Fall StreamI’m very excited about this year’s Nies Lecture, which will be delivered by Prof. Henry Smith of Harvard Law School in just a little more than a week — Thursday, April 16th, at 4:30pm. (Register now to attend!) The title is “Semicommons in Fluid Resources,” but that only hints at the depth of the waters, so to speak, that Prof. Smith is likely to explore. As I understand it, the topic is nothing less than the nature of property itself, and how some forms of it — rights to water, and intellectual property — occupy a “middle ground” between communal governance and individual ownership. That has important ramifications for copyright law in particular, in which the dividing line between common goals and individual incentives lies at the heart of numerous doctrines.

The issue is this: suppose you have some sort of resource that multiple people want to use. Say it’s a particular piece of land. As Smith has written previously, there are two basic ways of specifying rules for what people can do with that resource: you could draw lines around objects, or you could draw lines around uses.

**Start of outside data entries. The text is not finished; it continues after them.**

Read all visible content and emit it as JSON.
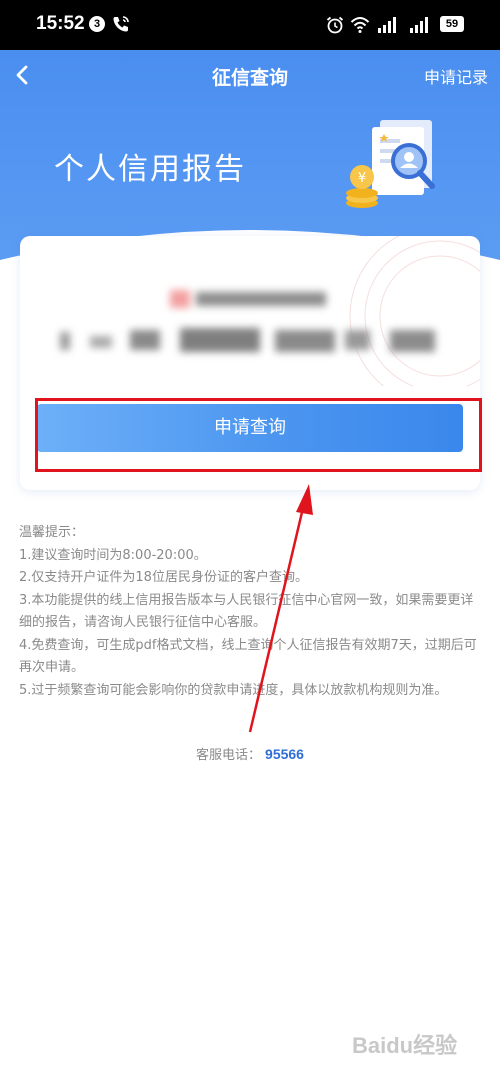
{
  "status_bar": {
    "time": "15:52",
    "notification_count": "3",
    "battery": "59"
  },
  "nav": {
    "title": "征信查询",
    "right_link": "申请记录"
  },
  "hero": {
    "title": "个人信用报告"
  },
  "card": {
    "apply_button": "申请查询"
  },
  "tips": {
    "heading": "温馨提示：",
    "items": [
      "1.建议查询时间为8:00-20:00。",
      "2.仅支持开户证件为18位居民身份证的客户查询。",
      "3.本功能提供的线上信用报告版本与人民银行征信中心官网一致，如果需要更详细的报告，请咨询人民银行征信中心客服。",
      "4.免费查询，可生成pdf格式文档，线上查询个人征信报告有效期7天，过期后可再次申请。",
      "5.过于频繁查询可能会影响你的贷款申请进度，具体以放款机构规则为准。"
    ]
  },
  "service": {
    "label": "客服电话：",
    "phone": "95566"
  },
  "watermark": {
    "text": "Baidu经验"
  },
  "colors": {
    "header_blue": "#4a8ef0",
    "button_blue": "#4c96f0",
    "annotation_red": "#e0141c",
    "phone_link": "#2f6ed6"
  }
}
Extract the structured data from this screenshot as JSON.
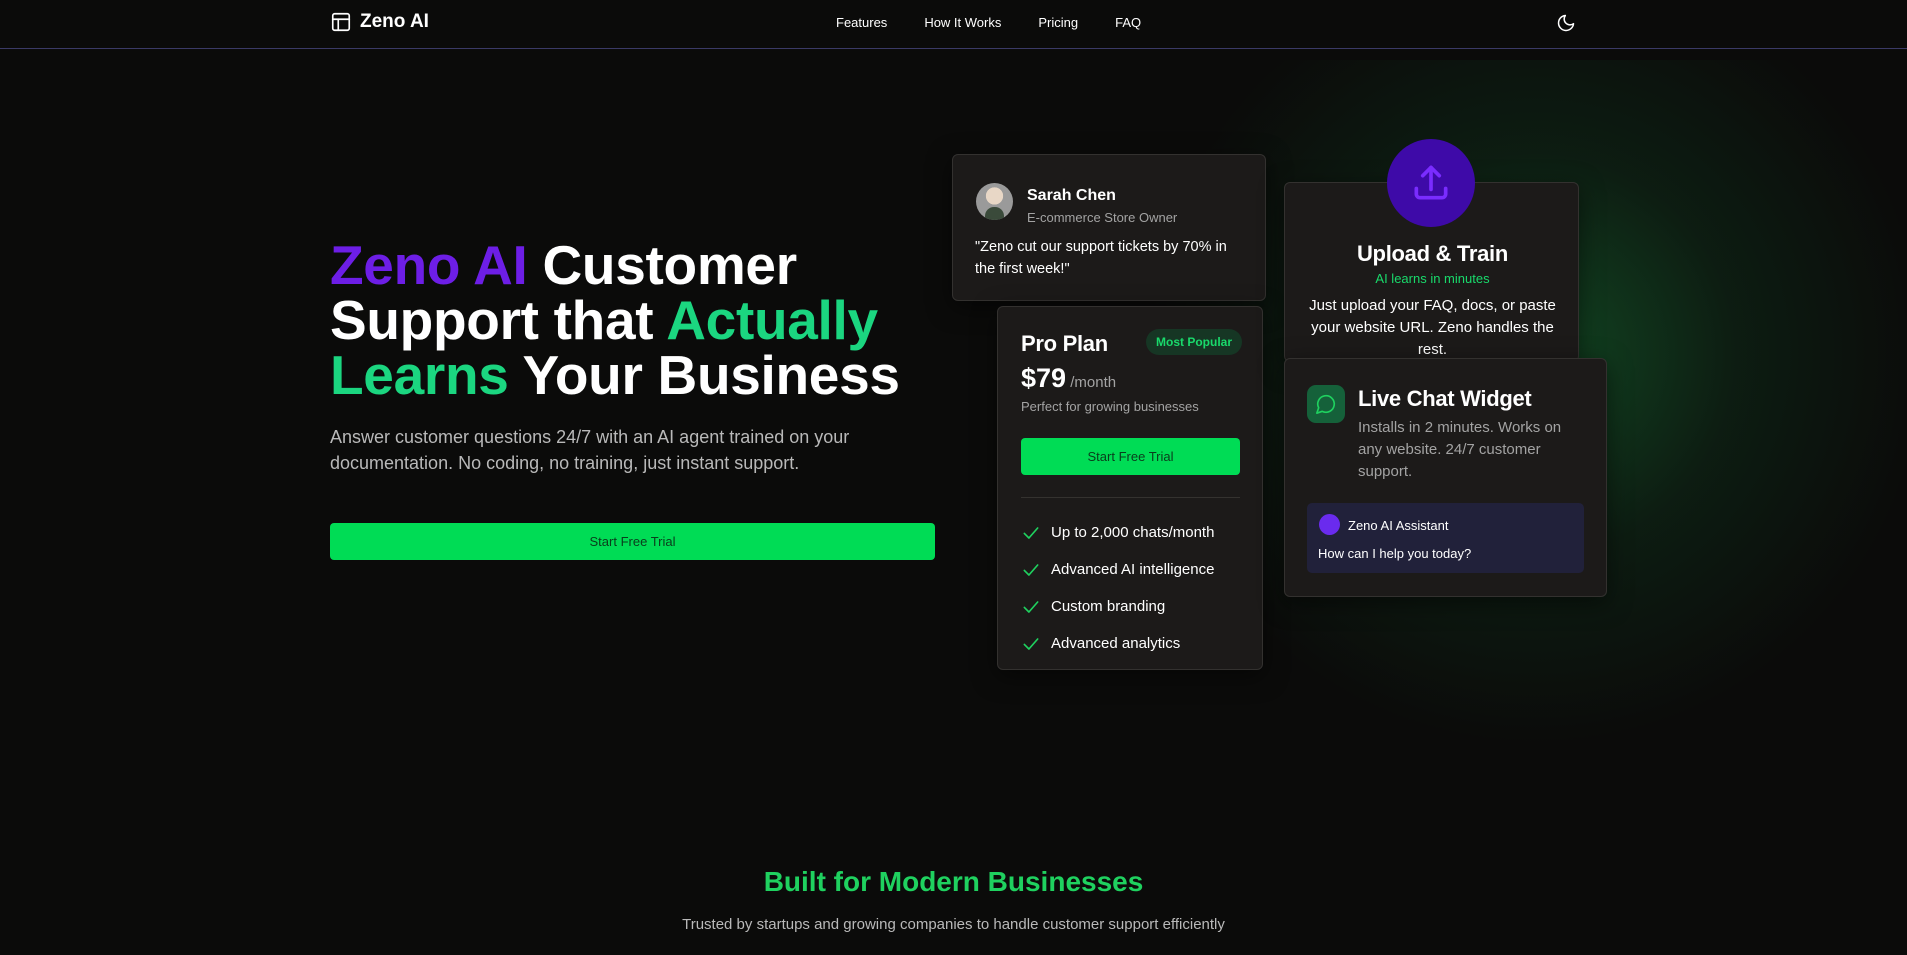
{
  "nav": {
    "brand": "Zeno AI",
    "links": [
      "Features",
      "How It Works",
      "Pricing",
      "FAQ"
    ]
  },
  "hero": {
    "title_part1": "Zeno AI",
    "title_part2": " Customer Support that ",
    "title_part3": "Actually Learns",
    "title_part4": " Your Business",
    "subtitle": "Answer customer questions 24/7 with an AI agent trained on your documentation. No coding, no training, just instant support.",
    "cta": "Start Free Trial"
  },
  "testimonial": {
    "name": "Sarah Chen",
    "role": "E-commerce Store Owner",
    "quote": "\"Zeno cut our support tickets by 70% in the first week!\""
  },
  "pricing": {
    "plan": "Pro Plan",
    "badge": "Most Popular",
    "price": "$79",
    "period": " /month",
    "description": "Perfect for growing businesses",
    "cta": "Start Free Trial",
    "features": [
      "Up to 2,000 chats/month",
      "Advanced AI intelligence",
      "Custom branding",
      "Advanced analytics"
    ]
  },
  "upload": {
    "title": "Upload & Train",
    "subtitle": "AI learns in minutes",
    "description": "Just upload your FAQ, docs, or paste your website URL. Zeno handles the rest."
  },
  "chat": {
    "title": "Live Chat Widget",
    "description": "Installs in 2 minutes. Works on any website. 24/7 customer support.",
    "assistant_name": "Zeno AI Assistant",
    "assistant_message": "How can I help you today?"
  },
  "section": {
    "title": "Built for Modern Businesses",
    "subtitle": "Trusted by startups and growing companies to handle customer support efficiently"
  },
  "colors": {
    "accent_green": "#00dc55",
    "accent_purple": "#6d1ee6",
    "text_green": "#1bd680"
  },
  "icons": {
    "logo": "layout-icon",
    "theme": "moon-icon",
    "upload": "upload-icon",
    "chat": "message-circle-icon",
    "check": "check-icon"
  }
}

That is, you could identify a particular object, such as a plot of land, and say that one person has the right to decide all permitted uses of it. (Or that everyone has the right to decide what they will do with it, turning it into a commons, or no one does, turning it into a forbidden zone.) Alternatively, you could draw lines around uses, not objects, and say that person X has the right to engage in activity A using the piece of land in question, and spell out rules governing each person or set of persons and telling them what uses they can make of the land and which they can’t, and under what conditions.

As Smith has argued, these different methods are best viewed as lying on a spectrum.